Use less water so that excess runoff and wastewater don't flow into the ocean and reduce pollutants. This constant flood (the equivalent of 136 billion jugs of milk per year, estimates a study published in the journal Science) represents a serious danger to marine life. Animals can get entangled in this garbage or ingest it because they mistake it for prey or because seawater has broken down plastic into tiny particles. Plastic, of course, is especially problematic because it is not biodegradable and therefore stays much longer (up to 1000 years longer) than other forms of waste.
And we're not just talking about people who throw their trash overboard. In reality, about 80 percent of marine litter originates from land washed up the coast or washed into rivers from streets during heavy rains through storm drains and sewer overflows. Every year, nearly 20 billion plastic bottles are thrown away. Carry a reusable bottle in your bag and you'll never be caught having to resort to Poland Spring or Evian again.
If you're concerned about the quality of your local tap water, look for a model with a built-in filter. Urge your elected officials to follow the example of those in San Francisco, Chicago and nearly 150 other cities and counties by introducing or supporting laws that make the use of plastic bags less desirable. We need to take control of the 10,000 tons of plastic that enter lakes every year, whether we recycle, reuse, or simply outright ban it. Scientists say the species could be functionally extinct in as little as 20 years, but there are some solutions within reach.
It goes without saying, but when using single-use (and other) plastics that can be recycled, always be sure to recycle them. Currently, only 9% of plastic is recycled worldwide. Recycling helps keep plastics out of the ocean and reduces the amount of “new plastic” in circulation. If you need help finding a place to recycle plastic waste near you, check out the Earth911 recycling directory.

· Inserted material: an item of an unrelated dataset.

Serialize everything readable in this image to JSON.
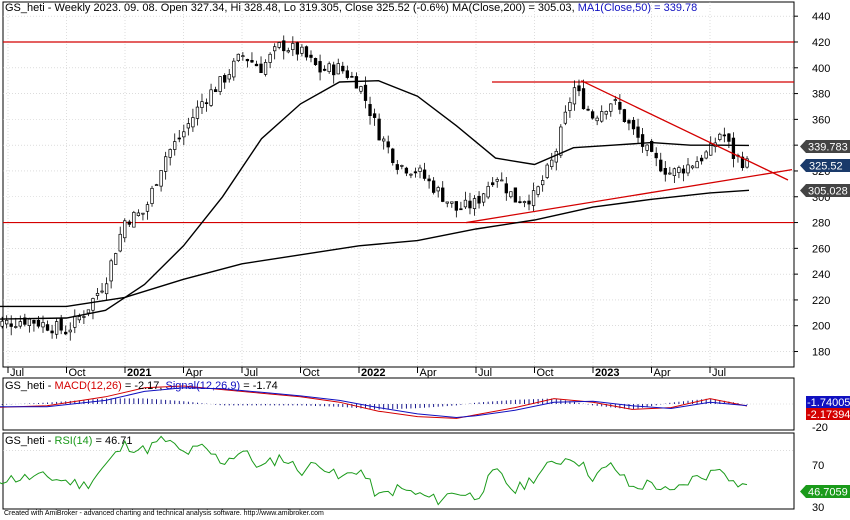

It's also important to check with your local recycling center about the types of plastic they accept. Box 844Ross, CA 94957 Expeditions %26 General Inquiries 1-800-326-7491.We can all do something to help solve the problem of plastic pollution, and millions of people around the world are already taking steps to reduce their use of plastic. These seven ideas are only superficial to finding ways in which you can help address the growing problem of plastic pollution in the oceans. We also need legislation that reduces plastic production, improves waste management and makes plastic producers responsible for the waste they generate.
Help remove plastics from the ocean and prevent them from getting there in the first place by participating in or organizing a clean-up of your local beach or waterway. A community in Oregon is making spectacular statues with ocean plastic to raise awareness about the crisis at sea. Internationally, hundreds of organizations and companies are calling on the United Nations to enact a global treaty on plastics that establishes global rules and regulations that reduce plastic pollution.